Seine Großmutter war die Grand Dame der Wiener Salonszene und europäische Netzwerkerin. Regisseur und Fotograf Rainer Frimmel hat ihrem Enkel und seinem Großonkel, dem 2013 verstorbenen Molekularbiologen Emile Zuckerkandl, ein filmisches Denkmal gesetzt, das dessen bewegtes Leben und die Geschichte des 20. Jahrhunderts auf einfühlsame Weise auferstehen lässt. “Emile – Erinnerungen eines Vertriebenen” ist ab Donnerstag im Wiener Metro Kinokulturhaus zu sehen.
Frimmel, der seine Filme gewöhnlicherweise im Duo mit der Südtiroler Filmemacherin Tizza Covi produziert, zeichnet diesmal allein für Buch und Produktion verantwortlich. Covi übernahm den Schnitt und war laut Frimmel auch die treibende Kraft, den ursprünglich unter Einbeziehung von anderen Personen und Dreharbeiten an Originalschauplätzen größer gedachten Film nach dem Tod Zuckerkandls mit dem bereits abgedrehten Videomaterial zu realisieren.
Emile Zuckerkandl wuchs im Wien der Zwischenkriegszeit auf und begann bereits als Kind, Tagebuch zu schreiben und Autogramme jener Berühmtheiten zu sammeln, die bei den legendären Salonveranstaltungen seiner Großmutter Berta Zuckerkandl-Szeps, ein- und ausgingen. Albert Einstein, Hugo von Hofmannsthal, Stefan Zweig, Egon Friedell, Fritz Grünbaum, aber auch Politiker wie Engelbert Dollfuß oder Kardinal Theodor Innitzer sind nur einige der unzähligen Namen, die sich in seinem Büchlein verewigten.

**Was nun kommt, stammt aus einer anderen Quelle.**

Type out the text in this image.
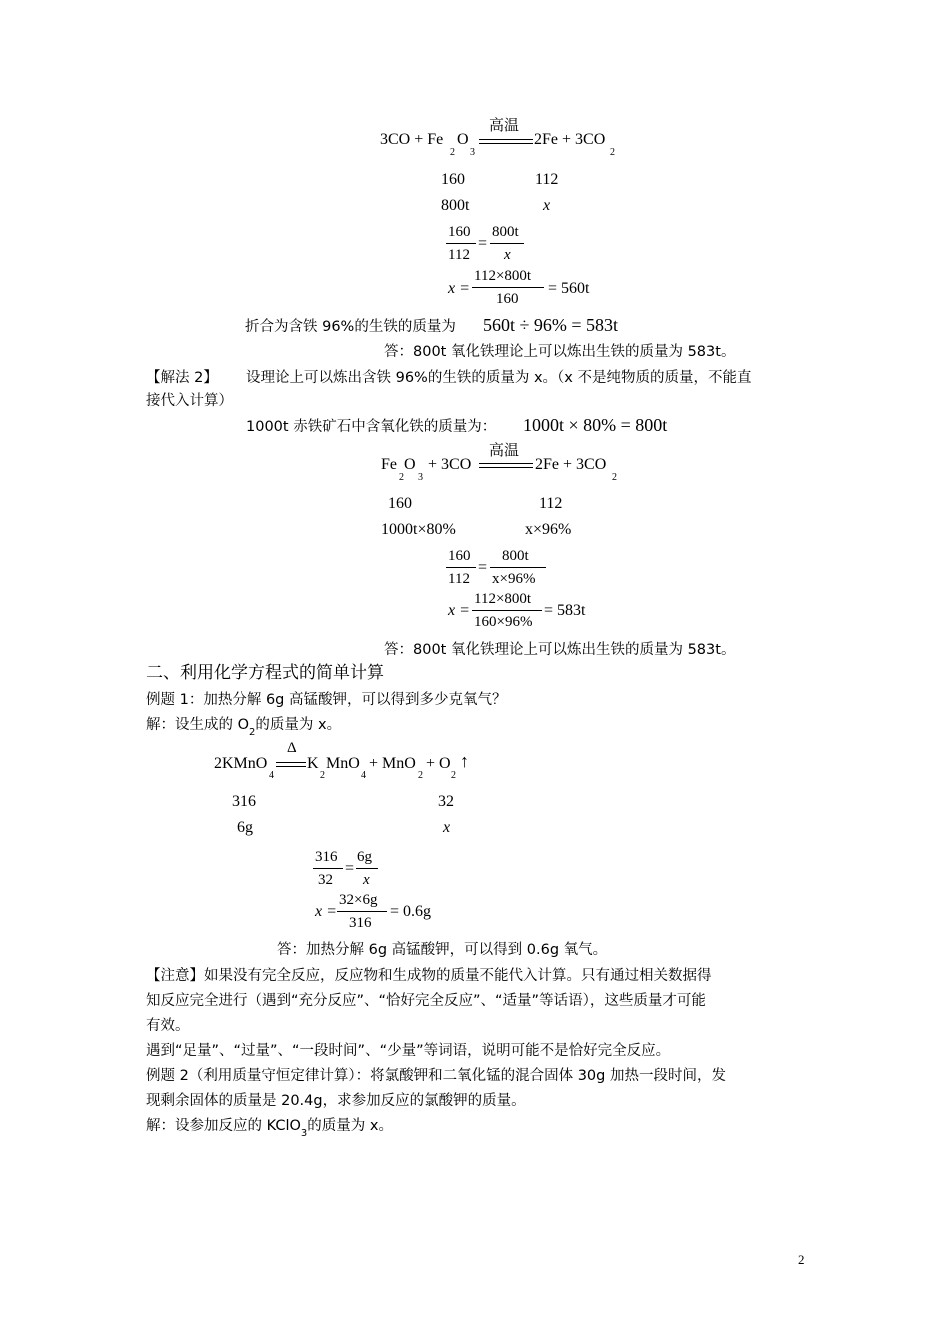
3CO + Fe
2
O
3
高温
2Fe + 3CO
2
160	112
800t	x
160
112
=
800t
x
x =
112×800t
160
= 560t
折合为含铁 96%的生铁的质量为 560t ÷ 96% = 583t
答：800t 氧化铁理论上可以炼出生铁的质量为 583t。
【解法 2】 设理论上可以炼出含铁 96%的生铁的质量为 x。（x 不是纯物质的质量，不能直
接代入计算）
1000t 赤铁矿石中含氧化铁的质量为： 1000t × 80% = 800t
Fe
2
O
3
+ 3CO
高温
2Fe + 3CO
2
160	112
1000t×80%	x×96%
160
112
=
800t
x×96%
x =
112×800t
160×96%
= 583t
答：800t 氧化铁理论上可以炼出生铁的质量为 583t。
二、利用化学方程式的简单计算
例题 1：加热分解 6g 高锰酸钾，可以得到多少克氧气？
解：设生成的 $O_2$的质量为 x。
2KMnO
4
Δ
K
2
MnO
4
+ MnO
2
+ O
2
↑
316	32
6g	x
316
32
=
6g
x
x =
32×6g
316
= 0.6g
答：加热分解 6g 高锰酸钾，可以得到 0.6g 氧气。
【注意】如果没有完全反应，反应物和生成物的质量不能代入计算。只有通过相关数据得
知反应完全进行（遇到“充分反应”、“恰好完全反应”、“适量”等话语），这些质量才可能
有效。
遇到“足量”、“过量”、“一段时间”、“少量”等词语，说明可能不是恰好完全反应。
例题 2（利用质量守恒定律计算）：将氯酸钾和二氧化锰的混合固体 30g 加热一段时间，发
现剩余固体的质量是 20.4g，求参加反应的氯酸钾的质量。
解：设参加反应的 KClO$_3$的质量为 x。
2
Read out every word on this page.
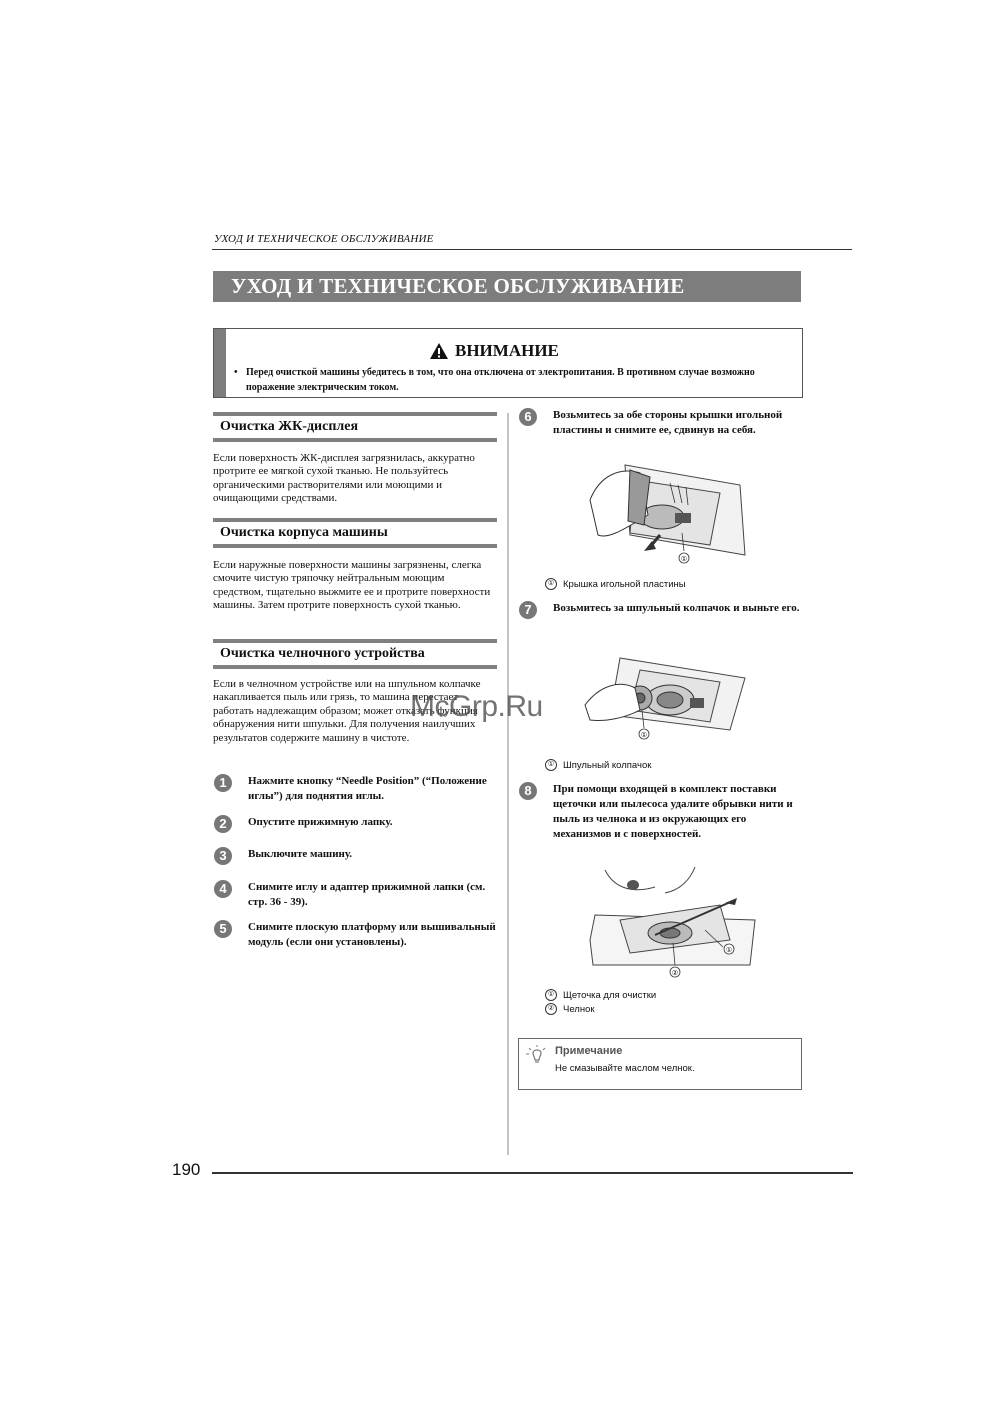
УХОД И ТЕХНИЧЕСКОЕ ОБСЛУЖИВАНИЕ
УХОД И ТЕХНИЧЕСКОЕ ОБСЛУЖИВАНИЕ
ВНИМАНИЕ
• Перед очисткой машины убедитесь в том, что она отключена от электропитания. В противном случае возможно поражение электрическим током.
Очистка ЖК-дисплея
Если поверхность ЖК-дисплея загрязнилась, аккуратно протрите ее мягкой сухой тканью. Не пользуйтесь органическими растворителями или моющими и очищающими средствами.
Очистка корпуса машины
Если наружные поверхности машины загрязнены, слегка смочите чистую тряпочку нейтральным моющим средством, тщательно выжмите ее и протрите поверхности машины. Затем протрите поверхность сухой тканью.
Очистка челночного устройства
Если в челночном устройстве или на шпульном колпачке накапливается пыль или грязь, то машина перестает работать надлежащим образом; может отказать функция обнаружения нити шпульки. Для получения наилучших результатов содержите машину в чистоте.
1	Нажмите кнопку “Needle Position” (“Положение иглы”) для поднятия иглы.
2	Опустите прижимную лапку.
3	Выключите машину.
4	Снимите иглу и адаптер прижимной лапки (см. стр. 36 - 39).
5	Снимите плоскую платформу или вышивальный модуль (если они установлены).
6	Возьмитесь за обе стороны крышки игольной пластины и снимите ее, сдвинув на себя.
①
① Крышка игольной пластины
7	Возьмитесь за шпульный колпачок и выньте его.
①
① Шпульный колпачок
8	При помощи входящей в комплект поставки щеточки или пылесоса удалите обрывки нити и пыль из челнока и из окружающих его механизмов и с поверхностей.
①
②
① Щеточка для очистки
② Челнок
Примечание
Не смазывайте маслом челнок.
190
McGrp.Ru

Der Film besteht zum Großteil aus direkt abgefilmten Gesprächen Frimmels mit Emile und seiner amerikanischen Frau Jane. Mit Ausnahme von einigen wenigen Farbfilmsequenzen aus den 1950er-Jahren, die aus dem Archiv der Familie stammen, ist der gesamte Film in Schwarz-Weiß gehalten. Vor der Kamera erzählt Emile Zuckerkandl von seiner Kindheit, seinem liebevollen Verhältnis zur Großmutter, von der Vertreibung der Familie nach dem berüchtigten “Anschluss” Österreichs, der abenteuerlichen Flucht über Frankreich und Algerien in die USA, wo Emile an der Universität seine spätere Frau kennenlernte.
Der Film ist voll von berührenden Momenten. Da ist etwa jene Sequenz, in der Zuckerkandl in einem Möbelkatalog ein geraubtes Stück aus dem Wohnzimmer der Großmutter entdeckt, oder jene Momente, in denen die Erinnerung versagt und das Bedauern Zuckerkandls darüber in seinem Blick durch Mark und Bein fährt. Zwischen den Erzählungen sieht man Zuckerkandl immer wieder am Klavier. Seine Walzerimprovisationen auf dem verstimmten Piano verbreiten jene verzweifelt-nostalgische Stimmung, die unter anderem in Stefan Zweigs Meisterwerk “Die Welt von Gestern” allgegenwärtig ist.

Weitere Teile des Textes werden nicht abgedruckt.